I ran! I runned! I have ranned? I rin? Whatever.

Three days ago I went to the safe little tenth of a mile track at the Y and I ran. A mile. It took me ten minutes and fifteen seconds, almost twice what my fastest mile ever is. But that doesn't matter. My feet were rarely more than half an inch off the ground--I would not have passed the credit card test mentioned many moons ago in this blog. But that doesn't matter. I was pursued by the sound of my sneakers shuffling along, and I was passed by an effeminate man with a bleached crew cut and wrist weights who was speed walking with what can only qualify as 'aplomb.' 

And none of that matters. I ran my mile.
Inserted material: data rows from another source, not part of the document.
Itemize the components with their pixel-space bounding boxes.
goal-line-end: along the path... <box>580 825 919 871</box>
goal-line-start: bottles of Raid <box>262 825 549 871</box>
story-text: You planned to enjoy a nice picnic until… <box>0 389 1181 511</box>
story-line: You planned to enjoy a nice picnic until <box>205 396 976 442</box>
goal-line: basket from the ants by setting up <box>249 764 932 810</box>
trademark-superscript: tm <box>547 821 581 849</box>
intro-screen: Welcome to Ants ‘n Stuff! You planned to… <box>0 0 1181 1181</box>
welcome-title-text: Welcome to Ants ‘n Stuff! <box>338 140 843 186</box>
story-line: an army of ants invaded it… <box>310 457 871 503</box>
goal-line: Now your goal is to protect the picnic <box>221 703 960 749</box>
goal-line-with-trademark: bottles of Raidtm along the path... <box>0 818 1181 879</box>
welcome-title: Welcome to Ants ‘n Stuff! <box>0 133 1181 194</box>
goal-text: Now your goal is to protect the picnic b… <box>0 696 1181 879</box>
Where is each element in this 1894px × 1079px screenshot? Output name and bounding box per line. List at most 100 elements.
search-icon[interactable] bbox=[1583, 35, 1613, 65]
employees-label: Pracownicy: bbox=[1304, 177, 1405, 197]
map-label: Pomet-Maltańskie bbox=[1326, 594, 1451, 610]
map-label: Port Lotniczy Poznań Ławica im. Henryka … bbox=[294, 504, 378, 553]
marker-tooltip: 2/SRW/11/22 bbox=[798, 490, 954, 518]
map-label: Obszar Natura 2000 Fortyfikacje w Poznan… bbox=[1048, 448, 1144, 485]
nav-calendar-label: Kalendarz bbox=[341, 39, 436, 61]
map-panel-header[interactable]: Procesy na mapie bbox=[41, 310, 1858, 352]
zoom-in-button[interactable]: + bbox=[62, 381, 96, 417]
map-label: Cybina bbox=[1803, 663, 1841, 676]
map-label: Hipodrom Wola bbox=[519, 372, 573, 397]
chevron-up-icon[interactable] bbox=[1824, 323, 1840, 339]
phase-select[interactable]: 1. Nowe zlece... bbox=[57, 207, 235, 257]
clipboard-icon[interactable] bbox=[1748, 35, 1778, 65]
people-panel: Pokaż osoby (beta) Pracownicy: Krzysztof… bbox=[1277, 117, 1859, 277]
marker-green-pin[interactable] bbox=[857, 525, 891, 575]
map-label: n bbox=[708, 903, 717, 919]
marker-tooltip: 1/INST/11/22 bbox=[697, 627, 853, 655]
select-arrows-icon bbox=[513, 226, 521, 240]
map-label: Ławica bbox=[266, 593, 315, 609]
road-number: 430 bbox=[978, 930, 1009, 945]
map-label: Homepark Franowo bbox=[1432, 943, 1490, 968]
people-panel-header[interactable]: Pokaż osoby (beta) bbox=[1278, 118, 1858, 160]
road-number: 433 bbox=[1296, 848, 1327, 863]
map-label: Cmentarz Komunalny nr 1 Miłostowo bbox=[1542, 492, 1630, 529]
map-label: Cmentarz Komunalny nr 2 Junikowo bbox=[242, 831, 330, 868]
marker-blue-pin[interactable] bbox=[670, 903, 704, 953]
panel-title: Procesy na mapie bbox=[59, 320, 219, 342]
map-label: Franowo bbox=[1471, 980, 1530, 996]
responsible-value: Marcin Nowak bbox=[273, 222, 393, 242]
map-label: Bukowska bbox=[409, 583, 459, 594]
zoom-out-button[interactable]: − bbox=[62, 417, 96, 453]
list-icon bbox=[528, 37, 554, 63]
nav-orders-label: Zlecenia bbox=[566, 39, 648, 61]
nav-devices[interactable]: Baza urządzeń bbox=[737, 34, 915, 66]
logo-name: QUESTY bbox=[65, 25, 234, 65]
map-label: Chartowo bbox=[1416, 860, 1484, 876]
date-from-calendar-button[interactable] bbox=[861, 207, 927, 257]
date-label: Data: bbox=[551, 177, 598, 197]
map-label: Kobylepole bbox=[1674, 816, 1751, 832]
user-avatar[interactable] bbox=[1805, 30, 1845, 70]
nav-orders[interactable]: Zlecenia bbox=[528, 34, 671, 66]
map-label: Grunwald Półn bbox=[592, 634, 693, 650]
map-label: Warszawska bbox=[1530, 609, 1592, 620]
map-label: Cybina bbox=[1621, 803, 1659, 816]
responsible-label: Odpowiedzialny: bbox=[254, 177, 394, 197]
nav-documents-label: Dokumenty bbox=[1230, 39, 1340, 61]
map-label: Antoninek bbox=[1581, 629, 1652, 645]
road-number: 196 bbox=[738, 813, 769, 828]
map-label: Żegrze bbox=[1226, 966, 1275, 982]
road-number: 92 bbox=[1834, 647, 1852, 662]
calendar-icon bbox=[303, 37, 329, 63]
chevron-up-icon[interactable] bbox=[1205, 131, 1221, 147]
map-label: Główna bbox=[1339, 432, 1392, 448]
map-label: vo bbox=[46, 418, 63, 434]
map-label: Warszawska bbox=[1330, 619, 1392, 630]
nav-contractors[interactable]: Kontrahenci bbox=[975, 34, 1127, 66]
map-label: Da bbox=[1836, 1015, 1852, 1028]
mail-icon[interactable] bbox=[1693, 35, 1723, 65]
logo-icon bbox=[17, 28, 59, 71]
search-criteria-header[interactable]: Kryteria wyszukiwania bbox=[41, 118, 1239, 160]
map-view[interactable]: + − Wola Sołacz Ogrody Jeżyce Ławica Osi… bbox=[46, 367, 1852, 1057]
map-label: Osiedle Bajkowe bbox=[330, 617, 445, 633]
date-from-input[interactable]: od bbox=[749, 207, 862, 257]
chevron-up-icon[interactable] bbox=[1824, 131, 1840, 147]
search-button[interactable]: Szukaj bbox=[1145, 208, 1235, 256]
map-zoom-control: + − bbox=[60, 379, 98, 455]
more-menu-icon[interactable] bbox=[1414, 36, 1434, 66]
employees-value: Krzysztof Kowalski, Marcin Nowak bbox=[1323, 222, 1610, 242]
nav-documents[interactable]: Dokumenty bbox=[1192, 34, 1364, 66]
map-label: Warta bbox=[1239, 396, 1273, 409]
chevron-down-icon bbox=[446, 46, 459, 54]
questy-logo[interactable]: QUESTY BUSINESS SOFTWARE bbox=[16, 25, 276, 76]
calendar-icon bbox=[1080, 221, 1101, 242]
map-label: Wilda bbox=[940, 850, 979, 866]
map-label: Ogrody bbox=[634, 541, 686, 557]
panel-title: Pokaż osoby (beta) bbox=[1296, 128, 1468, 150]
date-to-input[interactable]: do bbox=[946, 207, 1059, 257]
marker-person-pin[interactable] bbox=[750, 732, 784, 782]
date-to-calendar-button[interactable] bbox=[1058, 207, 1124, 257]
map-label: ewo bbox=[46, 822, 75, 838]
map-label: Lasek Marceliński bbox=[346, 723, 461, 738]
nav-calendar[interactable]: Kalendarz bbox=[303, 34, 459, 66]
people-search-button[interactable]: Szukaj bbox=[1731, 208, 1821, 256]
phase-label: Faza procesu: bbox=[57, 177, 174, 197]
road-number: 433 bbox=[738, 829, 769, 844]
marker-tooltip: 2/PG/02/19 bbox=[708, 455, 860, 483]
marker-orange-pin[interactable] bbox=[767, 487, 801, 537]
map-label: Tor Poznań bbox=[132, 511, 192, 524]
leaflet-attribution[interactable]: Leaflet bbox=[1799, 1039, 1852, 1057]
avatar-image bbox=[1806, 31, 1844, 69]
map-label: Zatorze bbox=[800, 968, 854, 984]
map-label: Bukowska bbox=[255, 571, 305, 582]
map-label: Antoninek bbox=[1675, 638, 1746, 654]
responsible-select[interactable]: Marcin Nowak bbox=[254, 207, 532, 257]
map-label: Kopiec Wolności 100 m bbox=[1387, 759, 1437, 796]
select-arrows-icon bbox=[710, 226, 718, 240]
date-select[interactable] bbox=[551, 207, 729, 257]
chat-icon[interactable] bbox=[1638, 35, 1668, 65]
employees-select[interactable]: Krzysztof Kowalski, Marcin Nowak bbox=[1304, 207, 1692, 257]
I was sore the next day, but it was a sore I knew. A sore I have missed. It is extraordinary to go through the pains I have gone through and to miss a pain that is familiar, to actually want to add to your pain because there is a comfort, a coming-home, to a pain you know you made yourself through your effort. Remember Mellencamp? Hurts so good.

Then I ran again this morning, and took thirty five seconds off my time. I will probably find a mile to run outdoors here in the next couple of days, and then I will have to stop for likely quite a while. During the chemo rounds I can still ride the bike on the trainer and I can still swim. Which I will do.

But to run, to run again in at least a semblance of how I used to run and how I will again run when the chemo round has ended. That is a wondrous thing, indeed.